Environmental and economic policies have almost always been at odds with each other. Many businesses and government groups see environmental legislation as stifling and overbearing, destroying jobs and preventing economic growth. But a new global council of environmental scientists and economists, led by an impressive cross section of world leaders and policymakers, hopes to allay those concerns.
The Global Commission on the Economy and Climate is composed of leaders from government, finance, and business. The commission is a partnership of seven economic and policy research institutes located in the U.S., China, Europe, India, Korea, and Ethiopia. It is overseen by an international council of former heads of government and finance ministers, as well as business leaders.
Its flagship project is the New Climate Economy, which aims to produce better and more comprehensive evidence on whether strong economic performance can be supported by good environmental policy, and if so, how. The report, slated to be published in September 2014, will make recommendations on how the public and private sectors can achieve lower-carbon economic growth. The commission will then take its findings directly to heads of government and business leaders throughout the world in what the group calls a “systematic outreach strategy.”
Felipe Calderon, former president of Mexico and chair of the international council overseeing the project, said at a news conference in New York, “Most economic analysis still does not properly factor in the increasing risks of climate change or the potential benefits of acting on it.”
Calderon said there does not need to be a trade off of job creation in order to fight climate change. “We urgently need to identify how we can achieve economic growth and job creation while also reducing emissions and tackling climate change,” he said.
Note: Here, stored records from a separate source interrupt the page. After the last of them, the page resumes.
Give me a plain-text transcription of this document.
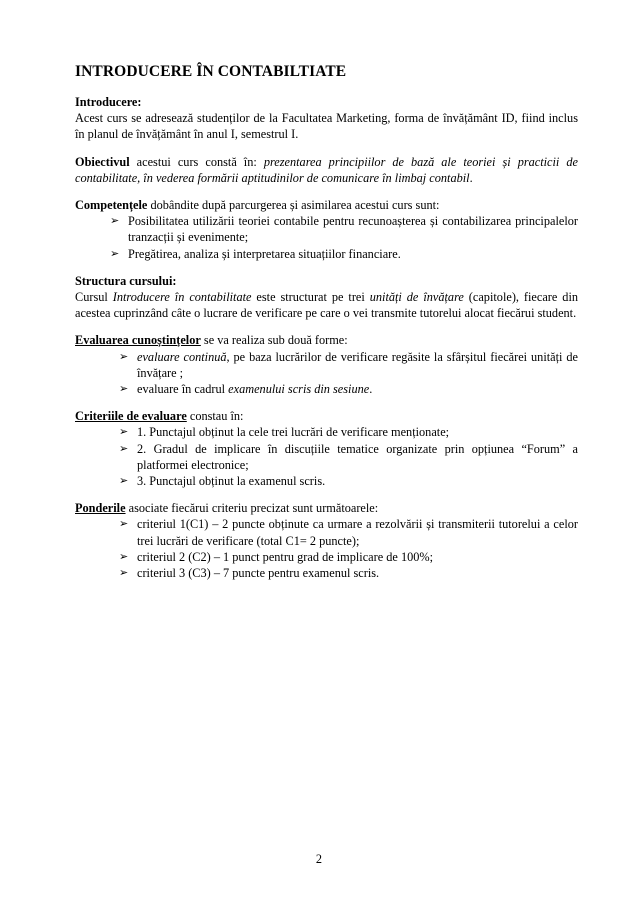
INTRODUCERE ÎN CONTABILTIATE

Introducere:

Acest curs se adresează studenților de la Facultatea Marketing, forma de învățământ ID, fiind inclus în planul de învățământ în anul I, semestrul I.

Obiectivul acestui curs constă în: prezentarea principiilor de bază ale teoriei și practicii de contabilitate, în vederea formării aptitudinilor de comunicare în limbaj contabil.

Competențele dobândite după parcurgerea și asimilarea acestui curs sunt:

➢ Posibilitatea utilizării teoriei contabile pentru recunoașterea și contabilizarea principalelor tranzacții și evenimente;
➢ Pregătirea, analiza și interpretarea situațiilor financiare.

Structura cursului:

Cursul Introducere în contabilitate este structurat pe trei unități de învățare (capitole), fiecare din acestea cuprinzând câte o lucrare de verificare pe care o vei transmite tutorelui alocat fiecărui student.

Evaluarea cunoștințelor se va realiza sub două forme:

➢ evaluare continuă, pe baza lucrărilor de verificare regăsite la sfârșitul fiecărei unități de învățare ;
➢ evaluare în cadrul examenului scris din sesiune.

Criteriile de evaluare constau în:

➢ 1. Punctajul obținut la cele trei lucrări de verificare menționate;
➢ 2. Gradul de implicare în discuțiile tematice organizate prin opțiunea “Forum” a platformei electronice;
➢ 3. Punctajul obținut la examenul scris.

Ponderile asociate fiecărui criteriu precizat sunt următoarele:

➢ criteriul 1(C1) – 2 puncte obținute ca urmare a rezolvării și transmiterii tutorelui a celor trei lucrări de verificare (total C1= 2 puncte);
➢ criteriul 2 (C2) – 1 punct pentru grad de implicare de 100%;
➢ criteriul 3 (C3) – 7 puncte pentru examenul scris.
2
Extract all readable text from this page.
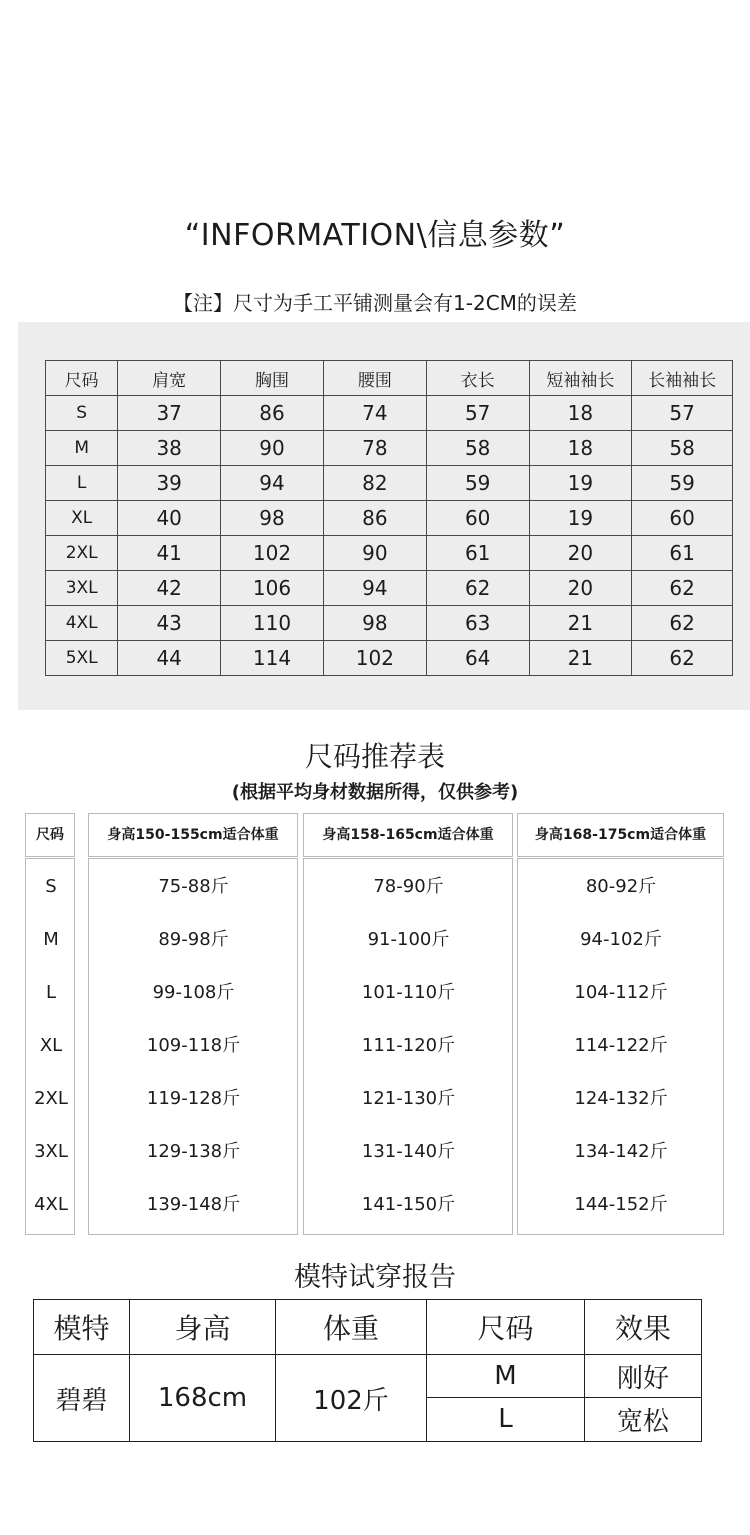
“INFORMATION\信息参数”
【注】尺寸为手工平铺测量会有1-2CM的误差
尺码	肩宽	胸围	腰围	衣长	短袖袖长	长袖袖长
S	37	86	74	57	18	57
M	38	90	78	58	18	58
L	39	94	82	59	19	59
XL	40	98	86	60	19	60
2XL	41	102	90	61	20	61
3XL	42	106	94	62	20	62
4XL	43	110	98	63	21	62
5XL	44	114	102	64	21	62
尺码推荐表
(根据平均身材数据所得，仅供参考)
尺码	身高150-155cm适合体重	身高158-165cm适合体重	身高168-175cm适合体重
S	75-88斤	78-90斤	80-92斤
M	89-98斤	91-100斤	94-102斤
L	99-108斤	101-110斤	104-112斤
XL	109-118斤	111-120斤	114-122斤
2XL	119-128斤	121-130斤	124-132斤
3XL	129-138斤	131-140斤	134-142斤
4XL	139-148斤	141-150斤	144-152斤
模特试穿报告
模特	身高	体重	尺码	效果
碧碧	168cm	102斤	M	刚好
			L	宽松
Calderon emphasized that the commission intends to approach its research without preconceived notions, and that it would draw its conclusions strictly from the data. “We are completely open to the scientific conclusions,” he said.
A partnership of research institutes across six continents will carry out the analysis:
- Climate Policy Initiative
- Ethiopian Development Research Institute
- Global Green Growth Institute
- Indian Council for Research on International Economic Relations
- Stockholm Environmental Institute
- Tsinghua University
- World Resources Institute
Other members of the oversight council include:
|Ingrid Bonde||Chief Financial Officer and Deputy Chief Executive Officer, Vattenfall||Sweden|
|Sharan Burrow||General Secretary, International Trade Union Confederation||Australia|
|Helen Clark||Admnistrator, UN Development Progamme, and former Prime Minister of New Zealand||New Zealand|
|Luísa Diogo||Former Prime Minister of Mozambique, and Chairperson of the Board of Directors, Barclays Bank Mozambique||Mozambique|
|S. Gopalakrishnan||Executive Vice-Chairman, Infosys and President, Confederation of Indian Industry||India|
|Chad Holliday||Chairman, Bank of America||U.S.|
|Sri Mulyani Indrawati||Managing Director and Chief Operating Officer, The World Bank, and former Finance Minister of Indonesia||Indonesia|
|Ricardo Lagos||Former President of Chile, and Professor at Large, Watson Institute for International Studies, Brown University||Chile|
|Trevor Manuel||Minister and Chairperson of the South African Planning Commission, and former Finance Minister||South Africa|
|Takehiko Nakao||President, Asian Development Bank||Japan|
|Paul Polman||Chief Executive Officer, Unilever||Netherlands|
|Nemat Shafik||Deputy Managing Director, International Monetary Fund||Egypt / UK / US|
|Nicholas Stern||I G Patel Professor of Economics and Government, London School of Economics and Political Science||U.K.|
|Zhu Levin||President and Chief Executive Officer, China International Capital Corporation||China|
“At a time when governments throughout the world are struggling to boost economic growth, increase access to energy, and improve food security, it is essential that the full costs and benefits of climate policies are more clearly understood,” said Lord Nicholas Stern, vice-chair of the commission and author of 2006 Stern Review, a 700-page report on the effect of global warming on the world economy. “It cannot be a case of either achieving growth of tackling global warming. It must be both.”